I got ordained back in 2023 by the International Presbyterian Church. In a Presbyterian church, one of the requirements for ordination is that you indicate your agreement with the Westminster Standards1 - comprised of the Westminster Confession, Shorter Catechism and Larger Catechism. This is called subscription.
“Agreement” doesn’t just mean that you are vaguely in favour of the system as a whole, though: it means you actually agree with what it says, including the details (!). But, since many people will have quibbles here or there, and we don’t want people bending their consciences into pretzels, the IPC allows people to take exceptions - in other words, to say “I agree with Westminster, except this and that line of it.” Those exceptions are then reviewed by Presbytery before the ordination. If you’ve taken exception to anything outrageous (“I didn’t like the bit where it talked about the Trinity”) then you’re out on your ear. If they ordain you anyway, that’s effectively saying that those exceptions were within the allowed range of opinion on those topics. Happily, none of my exceptions caused a ruckus.

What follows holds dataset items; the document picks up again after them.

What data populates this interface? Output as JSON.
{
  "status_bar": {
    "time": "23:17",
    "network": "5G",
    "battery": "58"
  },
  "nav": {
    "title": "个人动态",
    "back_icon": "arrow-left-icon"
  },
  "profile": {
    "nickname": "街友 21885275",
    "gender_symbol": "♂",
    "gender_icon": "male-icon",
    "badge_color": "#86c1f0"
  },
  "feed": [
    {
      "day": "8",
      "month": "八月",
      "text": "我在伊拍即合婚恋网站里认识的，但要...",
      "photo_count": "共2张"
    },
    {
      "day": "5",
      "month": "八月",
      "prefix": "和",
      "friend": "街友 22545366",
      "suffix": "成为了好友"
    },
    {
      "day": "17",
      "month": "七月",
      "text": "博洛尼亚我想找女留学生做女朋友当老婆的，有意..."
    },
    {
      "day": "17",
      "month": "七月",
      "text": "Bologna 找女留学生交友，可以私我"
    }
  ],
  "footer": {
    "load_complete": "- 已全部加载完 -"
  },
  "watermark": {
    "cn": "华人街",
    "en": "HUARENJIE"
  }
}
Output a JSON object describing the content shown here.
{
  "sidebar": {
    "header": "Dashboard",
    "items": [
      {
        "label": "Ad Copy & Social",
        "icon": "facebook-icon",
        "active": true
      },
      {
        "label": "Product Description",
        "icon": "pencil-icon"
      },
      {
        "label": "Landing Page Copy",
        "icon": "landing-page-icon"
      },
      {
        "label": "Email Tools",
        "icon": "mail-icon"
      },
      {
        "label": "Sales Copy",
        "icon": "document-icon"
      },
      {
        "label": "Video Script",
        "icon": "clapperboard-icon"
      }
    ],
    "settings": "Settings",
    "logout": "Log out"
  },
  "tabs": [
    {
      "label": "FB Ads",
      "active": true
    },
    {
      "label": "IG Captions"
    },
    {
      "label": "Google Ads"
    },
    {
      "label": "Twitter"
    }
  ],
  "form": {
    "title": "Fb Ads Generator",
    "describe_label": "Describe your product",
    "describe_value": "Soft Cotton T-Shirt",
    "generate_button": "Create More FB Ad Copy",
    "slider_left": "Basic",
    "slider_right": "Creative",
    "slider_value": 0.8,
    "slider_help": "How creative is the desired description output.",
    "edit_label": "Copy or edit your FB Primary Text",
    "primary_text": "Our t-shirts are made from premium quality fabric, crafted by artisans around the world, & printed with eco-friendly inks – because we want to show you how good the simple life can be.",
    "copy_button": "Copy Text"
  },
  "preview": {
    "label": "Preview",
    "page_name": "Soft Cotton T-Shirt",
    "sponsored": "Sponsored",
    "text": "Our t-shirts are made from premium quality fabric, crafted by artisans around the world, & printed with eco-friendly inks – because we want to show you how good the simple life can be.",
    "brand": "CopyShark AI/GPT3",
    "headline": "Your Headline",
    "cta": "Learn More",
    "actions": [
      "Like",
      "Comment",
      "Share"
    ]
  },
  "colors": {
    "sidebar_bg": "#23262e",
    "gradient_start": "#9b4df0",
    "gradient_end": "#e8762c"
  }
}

Anyway, since I am in a public role I thought I should make my subscription public. My statement follows:
I, Peter Leach, declare that I hold to and accept the system of doctrine taught in the Westminster Confession of Faith, the Westminster Shorter Catechism & the Westminster Larger Catechism, as agreed by the assembly of divines at Westminster in 1647 as being a faithful summary of the teachings of scripture. Moreover, I declare that I myself hold the things found therein to be true, noting any exceptions below. In my public teaching and preaching I will uphold these teachings and proclaim them to the church and the world.
Exceptions:
WCF XXI.8. “and recreations... the whole time...”. The Sabbath is for rest, and the Westminster understanding of the Sabbath seems to cast this entirely in terms of worship. While our worship should be restful, I don’t think the claim that it is the only allowable form of rest on the Sabbath can be shown by good and necessary consequence from Scripture. (This exception also applies to the relevant clauses in WSC 60 & 61, WLC 117 & 119.)
On the whole I’m much happier with Heidelberg Q103 than I am with the WS on the Sabbath.
WCF XXIV.1. “For any man to have more than one wife… at the same time.” Contracting polygamy is sin under the new covenant; but if this sin has already been committed, I think the marriages entered into are genuine marriages and should not (necessarily) be dissolved (e.g. in the case of a converted Muslim polygamist). This only applies to polygyny; polyandrous marriages are impossible. Similarly in WLC 139, I think contracting polygamous marriages is sin, but once that sin is repented of, the continued “having more wives … than one at the same time” is not.
WCF XXIV. “The man may not marry any of his wife’s kindred nearer in blood than he may of his own; nor the woman of her husband’s kindred nearer in blood than of her own.” I don’t think this is a good and necessary inference from the Scriptural prohibitions on marrying his wife’s mother or sister.
WCF XXV.6. I don’t think the Pope is the man 2 Thess 2 is talking about, though he bears many of the same characteristics (some Popes more than others!).
WLC.109. “the making any representation of God, of all or of any of the three persons, either inwardly in our mind, or outwardly in any kind of image or likeness of any creature whatsoever”: I think we have to be very careful with images of Christ (I wouldn’t have them in services of worship, for instance) but I don’t think they are necessarily violations of the second commandment.
“the making of any representation of feigned deities...” - intent is important here. I think drawing a picture of Zeus should be allowed in many contexts, just not ones in which there’s any intention or significant likelihood of worshipping Zeus through the picture.
WLC 144. “speaking the truth, and only the truth, in matters of judgment and justice, and in all other things whatsoever”; I think lies in wartime can be lawful (Exod 1:19, Josh 2:5, 2 Sam 17:20).
Technically, in the IPC you’re allowed to subscribe instead to the Three Forms of Unity (Heidelberg Catechism, Belgic Confession, Canons of Dordt) which are the standard confession of Reformed churches on the European continent. But nobody in the UK wing of the IPC has done this.